2017, United Kingdom
This unnerving horror anthology is crafted by fourteen different innovative filmmakers who aren’t afraid to explore mankind’s most bizarre and frightening phobias. Can you imagine being so freaked out by body hair that you would do absolutely anything to remove it? You may have Caetophobia. Did you ever look up at the stars and realize how small and insignificant you are… and then start to question your own existence? You might have Astrophobia. How about standing in the voting booth and making a decision on the next political election when an insurmountable amount of panic takes you over? You probably have Politicophobia.
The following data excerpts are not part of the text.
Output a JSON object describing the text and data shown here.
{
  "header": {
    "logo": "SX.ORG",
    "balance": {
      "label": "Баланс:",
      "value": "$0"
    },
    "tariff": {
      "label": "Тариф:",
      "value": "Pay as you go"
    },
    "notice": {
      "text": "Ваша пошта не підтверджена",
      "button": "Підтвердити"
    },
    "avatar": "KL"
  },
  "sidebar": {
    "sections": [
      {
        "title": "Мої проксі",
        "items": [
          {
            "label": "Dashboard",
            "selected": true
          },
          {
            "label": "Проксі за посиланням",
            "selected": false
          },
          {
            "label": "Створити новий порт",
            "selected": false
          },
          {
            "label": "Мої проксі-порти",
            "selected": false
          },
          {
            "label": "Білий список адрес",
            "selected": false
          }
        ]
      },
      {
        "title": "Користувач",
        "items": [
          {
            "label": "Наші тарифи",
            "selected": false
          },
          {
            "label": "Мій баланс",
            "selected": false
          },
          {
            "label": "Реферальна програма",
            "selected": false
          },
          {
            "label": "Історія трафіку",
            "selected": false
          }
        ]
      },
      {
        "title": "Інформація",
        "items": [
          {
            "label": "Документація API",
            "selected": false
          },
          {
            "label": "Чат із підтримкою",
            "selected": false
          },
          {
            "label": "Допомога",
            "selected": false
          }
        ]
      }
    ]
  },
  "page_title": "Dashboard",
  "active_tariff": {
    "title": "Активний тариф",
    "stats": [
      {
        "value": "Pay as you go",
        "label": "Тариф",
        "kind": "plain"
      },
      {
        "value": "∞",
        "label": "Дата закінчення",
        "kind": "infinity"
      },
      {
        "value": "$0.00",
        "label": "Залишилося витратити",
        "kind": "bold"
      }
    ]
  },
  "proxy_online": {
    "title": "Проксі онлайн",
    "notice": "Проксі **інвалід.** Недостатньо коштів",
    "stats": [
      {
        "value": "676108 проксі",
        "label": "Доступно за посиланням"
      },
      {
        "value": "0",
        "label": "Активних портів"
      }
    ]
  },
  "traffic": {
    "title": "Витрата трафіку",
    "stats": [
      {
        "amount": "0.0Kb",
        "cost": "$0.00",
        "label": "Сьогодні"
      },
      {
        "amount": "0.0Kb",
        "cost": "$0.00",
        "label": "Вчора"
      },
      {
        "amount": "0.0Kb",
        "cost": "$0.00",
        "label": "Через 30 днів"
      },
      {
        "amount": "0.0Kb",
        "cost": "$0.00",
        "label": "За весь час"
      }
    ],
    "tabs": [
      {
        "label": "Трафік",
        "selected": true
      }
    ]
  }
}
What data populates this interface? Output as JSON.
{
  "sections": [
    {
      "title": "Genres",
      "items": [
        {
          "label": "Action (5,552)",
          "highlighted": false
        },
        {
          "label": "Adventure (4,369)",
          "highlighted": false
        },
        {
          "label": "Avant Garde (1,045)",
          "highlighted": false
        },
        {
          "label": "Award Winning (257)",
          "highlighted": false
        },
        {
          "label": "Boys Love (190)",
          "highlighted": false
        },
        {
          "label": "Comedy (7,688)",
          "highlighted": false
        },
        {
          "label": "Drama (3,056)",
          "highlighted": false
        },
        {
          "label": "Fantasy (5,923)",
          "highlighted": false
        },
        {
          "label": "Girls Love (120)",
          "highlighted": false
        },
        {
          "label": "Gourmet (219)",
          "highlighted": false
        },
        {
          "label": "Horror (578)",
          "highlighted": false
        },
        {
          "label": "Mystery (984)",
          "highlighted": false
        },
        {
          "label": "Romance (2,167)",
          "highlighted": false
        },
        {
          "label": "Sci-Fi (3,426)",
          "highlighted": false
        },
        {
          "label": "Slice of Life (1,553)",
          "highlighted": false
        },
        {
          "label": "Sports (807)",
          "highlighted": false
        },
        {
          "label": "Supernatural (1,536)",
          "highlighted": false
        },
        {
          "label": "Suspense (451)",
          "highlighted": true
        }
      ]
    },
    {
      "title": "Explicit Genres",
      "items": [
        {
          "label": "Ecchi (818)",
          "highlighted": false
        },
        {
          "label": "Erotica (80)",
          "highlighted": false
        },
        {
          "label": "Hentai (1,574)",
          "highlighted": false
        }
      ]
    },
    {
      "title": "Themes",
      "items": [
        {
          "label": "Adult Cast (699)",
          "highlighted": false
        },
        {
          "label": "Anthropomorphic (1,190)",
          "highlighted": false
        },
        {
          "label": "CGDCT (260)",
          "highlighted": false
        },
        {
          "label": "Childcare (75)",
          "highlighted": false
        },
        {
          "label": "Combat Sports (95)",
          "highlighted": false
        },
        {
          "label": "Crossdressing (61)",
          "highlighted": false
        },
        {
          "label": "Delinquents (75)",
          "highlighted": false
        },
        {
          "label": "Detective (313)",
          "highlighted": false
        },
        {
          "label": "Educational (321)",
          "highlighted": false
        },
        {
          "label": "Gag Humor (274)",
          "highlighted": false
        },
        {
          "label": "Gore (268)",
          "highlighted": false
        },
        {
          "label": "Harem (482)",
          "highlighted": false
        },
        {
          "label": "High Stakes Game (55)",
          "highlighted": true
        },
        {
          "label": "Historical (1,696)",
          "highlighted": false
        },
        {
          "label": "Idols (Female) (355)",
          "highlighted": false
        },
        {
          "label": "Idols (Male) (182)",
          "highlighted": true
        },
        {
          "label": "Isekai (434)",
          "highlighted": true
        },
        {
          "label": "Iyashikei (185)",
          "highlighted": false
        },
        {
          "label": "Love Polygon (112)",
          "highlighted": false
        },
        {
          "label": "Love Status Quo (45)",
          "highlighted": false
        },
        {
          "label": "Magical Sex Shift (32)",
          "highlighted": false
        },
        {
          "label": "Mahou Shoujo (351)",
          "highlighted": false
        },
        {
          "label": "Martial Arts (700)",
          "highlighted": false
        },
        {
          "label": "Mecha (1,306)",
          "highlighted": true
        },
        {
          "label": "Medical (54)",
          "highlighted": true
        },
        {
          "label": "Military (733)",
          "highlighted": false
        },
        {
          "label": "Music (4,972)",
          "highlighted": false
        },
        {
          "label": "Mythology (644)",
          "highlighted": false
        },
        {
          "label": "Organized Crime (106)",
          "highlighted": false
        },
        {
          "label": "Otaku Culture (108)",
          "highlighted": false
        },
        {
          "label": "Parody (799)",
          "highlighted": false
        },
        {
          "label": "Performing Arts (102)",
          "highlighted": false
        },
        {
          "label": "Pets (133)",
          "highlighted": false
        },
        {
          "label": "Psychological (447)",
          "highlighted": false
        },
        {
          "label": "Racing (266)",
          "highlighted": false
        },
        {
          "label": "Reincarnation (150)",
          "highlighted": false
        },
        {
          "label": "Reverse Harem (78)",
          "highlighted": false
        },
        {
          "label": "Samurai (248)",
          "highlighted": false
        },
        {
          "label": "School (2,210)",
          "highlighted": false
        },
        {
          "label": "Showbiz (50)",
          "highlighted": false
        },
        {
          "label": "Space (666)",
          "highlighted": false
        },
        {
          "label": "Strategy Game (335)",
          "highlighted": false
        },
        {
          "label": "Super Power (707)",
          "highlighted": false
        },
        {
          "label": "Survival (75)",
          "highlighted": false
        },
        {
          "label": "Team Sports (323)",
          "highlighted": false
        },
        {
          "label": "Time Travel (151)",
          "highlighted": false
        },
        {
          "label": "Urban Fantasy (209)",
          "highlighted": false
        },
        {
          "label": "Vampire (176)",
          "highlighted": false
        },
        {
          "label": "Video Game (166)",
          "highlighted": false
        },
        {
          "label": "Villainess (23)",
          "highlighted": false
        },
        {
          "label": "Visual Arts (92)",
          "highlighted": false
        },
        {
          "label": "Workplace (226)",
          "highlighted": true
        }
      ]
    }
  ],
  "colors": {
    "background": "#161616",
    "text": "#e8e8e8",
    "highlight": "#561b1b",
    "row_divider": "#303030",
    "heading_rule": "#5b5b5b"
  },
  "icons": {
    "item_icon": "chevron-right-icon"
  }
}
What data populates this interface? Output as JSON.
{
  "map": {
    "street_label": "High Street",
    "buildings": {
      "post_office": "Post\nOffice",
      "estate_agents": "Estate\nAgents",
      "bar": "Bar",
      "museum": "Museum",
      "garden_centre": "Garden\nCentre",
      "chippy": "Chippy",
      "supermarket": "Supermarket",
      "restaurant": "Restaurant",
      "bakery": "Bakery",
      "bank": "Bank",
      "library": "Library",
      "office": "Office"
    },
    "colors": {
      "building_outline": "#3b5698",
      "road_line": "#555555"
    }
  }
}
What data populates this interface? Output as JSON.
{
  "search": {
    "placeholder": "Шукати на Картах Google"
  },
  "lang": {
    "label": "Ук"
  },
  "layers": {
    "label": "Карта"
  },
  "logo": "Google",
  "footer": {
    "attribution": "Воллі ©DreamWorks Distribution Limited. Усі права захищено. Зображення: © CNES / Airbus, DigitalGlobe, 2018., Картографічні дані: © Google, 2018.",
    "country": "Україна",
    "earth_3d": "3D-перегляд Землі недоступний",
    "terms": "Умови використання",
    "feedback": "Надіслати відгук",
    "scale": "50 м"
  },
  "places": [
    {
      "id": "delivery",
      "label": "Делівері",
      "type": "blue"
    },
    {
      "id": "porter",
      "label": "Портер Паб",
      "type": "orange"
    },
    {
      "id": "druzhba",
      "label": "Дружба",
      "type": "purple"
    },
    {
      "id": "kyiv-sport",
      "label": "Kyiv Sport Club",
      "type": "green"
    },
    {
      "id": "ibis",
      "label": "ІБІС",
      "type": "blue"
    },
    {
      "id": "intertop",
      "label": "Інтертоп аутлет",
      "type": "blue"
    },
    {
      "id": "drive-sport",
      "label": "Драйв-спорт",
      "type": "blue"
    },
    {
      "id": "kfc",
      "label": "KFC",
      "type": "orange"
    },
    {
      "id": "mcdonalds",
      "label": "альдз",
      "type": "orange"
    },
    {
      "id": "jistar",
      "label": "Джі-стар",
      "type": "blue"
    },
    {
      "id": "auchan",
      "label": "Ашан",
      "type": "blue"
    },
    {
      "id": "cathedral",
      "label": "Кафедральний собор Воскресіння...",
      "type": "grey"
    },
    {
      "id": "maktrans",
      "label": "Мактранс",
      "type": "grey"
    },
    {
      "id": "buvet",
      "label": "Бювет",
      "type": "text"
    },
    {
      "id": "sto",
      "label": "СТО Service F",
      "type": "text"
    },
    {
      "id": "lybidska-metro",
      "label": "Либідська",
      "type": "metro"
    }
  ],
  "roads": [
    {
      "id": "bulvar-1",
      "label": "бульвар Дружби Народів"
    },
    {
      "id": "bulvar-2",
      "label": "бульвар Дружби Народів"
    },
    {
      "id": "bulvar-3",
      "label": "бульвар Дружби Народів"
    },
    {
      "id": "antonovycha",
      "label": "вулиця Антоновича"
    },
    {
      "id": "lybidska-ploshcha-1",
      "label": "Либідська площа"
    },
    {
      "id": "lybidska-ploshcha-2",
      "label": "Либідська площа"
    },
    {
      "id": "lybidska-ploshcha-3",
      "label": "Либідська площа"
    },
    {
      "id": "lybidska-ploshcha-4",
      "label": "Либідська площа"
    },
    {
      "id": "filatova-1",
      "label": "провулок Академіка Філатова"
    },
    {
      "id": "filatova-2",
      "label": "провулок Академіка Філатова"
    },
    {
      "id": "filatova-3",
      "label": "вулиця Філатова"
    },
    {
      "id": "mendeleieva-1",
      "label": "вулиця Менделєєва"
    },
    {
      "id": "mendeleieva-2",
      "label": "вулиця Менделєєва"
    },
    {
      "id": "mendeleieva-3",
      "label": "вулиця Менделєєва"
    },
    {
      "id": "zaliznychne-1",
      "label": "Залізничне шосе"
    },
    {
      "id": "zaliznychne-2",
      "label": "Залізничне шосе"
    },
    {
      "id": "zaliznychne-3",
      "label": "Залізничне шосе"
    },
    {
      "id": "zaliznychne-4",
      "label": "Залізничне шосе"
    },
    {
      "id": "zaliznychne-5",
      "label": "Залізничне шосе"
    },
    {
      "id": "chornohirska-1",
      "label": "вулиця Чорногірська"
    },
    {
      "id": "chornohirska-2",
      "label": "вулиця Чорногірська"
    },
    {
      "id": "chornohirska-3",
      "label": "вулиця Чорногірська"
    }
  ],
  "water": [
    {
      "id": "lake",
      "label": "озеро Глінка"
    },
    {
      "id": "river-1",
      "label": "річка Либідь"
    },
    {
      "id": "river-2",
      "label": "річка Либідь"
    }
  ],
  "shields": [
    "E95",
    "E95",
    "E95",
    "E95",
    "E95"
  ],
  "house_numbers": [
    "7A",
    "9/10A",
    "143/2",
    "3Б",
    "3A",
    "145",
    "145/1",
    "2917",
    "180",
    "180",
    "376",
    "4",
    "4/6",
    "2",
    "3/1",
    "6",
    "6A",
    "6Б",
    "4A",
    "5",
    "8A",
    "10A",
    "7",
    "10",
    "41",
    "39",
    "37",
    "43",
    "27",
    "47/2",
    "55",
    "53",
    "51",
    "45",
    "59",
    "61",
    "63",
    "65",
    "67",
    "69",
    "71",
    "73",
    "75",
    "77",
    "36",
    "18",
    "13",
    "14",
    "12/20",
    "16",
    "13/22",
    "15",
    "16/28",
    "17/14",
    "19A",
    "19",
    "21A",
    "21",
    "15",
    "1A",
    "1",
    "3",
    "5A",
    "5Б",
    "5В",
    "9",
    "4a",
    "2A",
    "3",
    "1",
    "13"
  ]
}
Each deranged segment magnifies a specific phobia and proves that people can be afraid of just about anything including dreaming, bacteria, cooking, darkness, blood, medication, even virgins. Warning: A Taste of Phobia is a movie best enjoyed by gross-out gore enthusiasts. All others may want to steer clear.
2013, United States
Director: Rob Moretti
A chance internet encounter brings the cute, affable Caleb (Sean Paul Lockhart) and the hunky, older Jeremy (writer/director Rob Moretti) together. Jeremy seduces the vulnerable young man with compliments, attention and above all, the promise of a secure relationship. Caleb, mentally abused as a child by his emotionally erratic mother and now wary of romance, succumbs to Jeremy’s advances and a sensual affair begins. But beneath Caleb’s shy smile and innocent eyes lies a troubled young man, and Jeremy harbors his own dark secrets and lies which, together, threaten the relationship. This budding love affair soon triggers an unexpected chain of events as trust is violated, tempers are unleashed and Caleb’s destructive side takes over.
2011, United States
Director: Charlie Vaughn
Time is running out for Jasin (Jason Lockhart) and his vampire brood. In order for them to survive, Jasin needs to find a mortal whom he can to turn into a vampire and spend eternity with. Luckily, Los Angeles provides plenty of young candidates. The brood has their eyes set on Tara (Zasu), a young, gorgeous blonde college student. Tara is open to the idea of becoming a vampire, but someone else enters the picture to disrupt the brood’s plans. Caleb (Christian Ferrer) is a fresh faced college student, new to Los Angeles, who keeps dreaming of a mysterious stranger. At school, Caleb meets the stranger, Jasin, and the two share is an instant connection. The brood, however is short on time. Jasin needs to convince his new crush Caleb that eternity as a vampire can be a very sweet life. Vampire Boys is the pretty much that gay man’s answer to The Twilight Saga.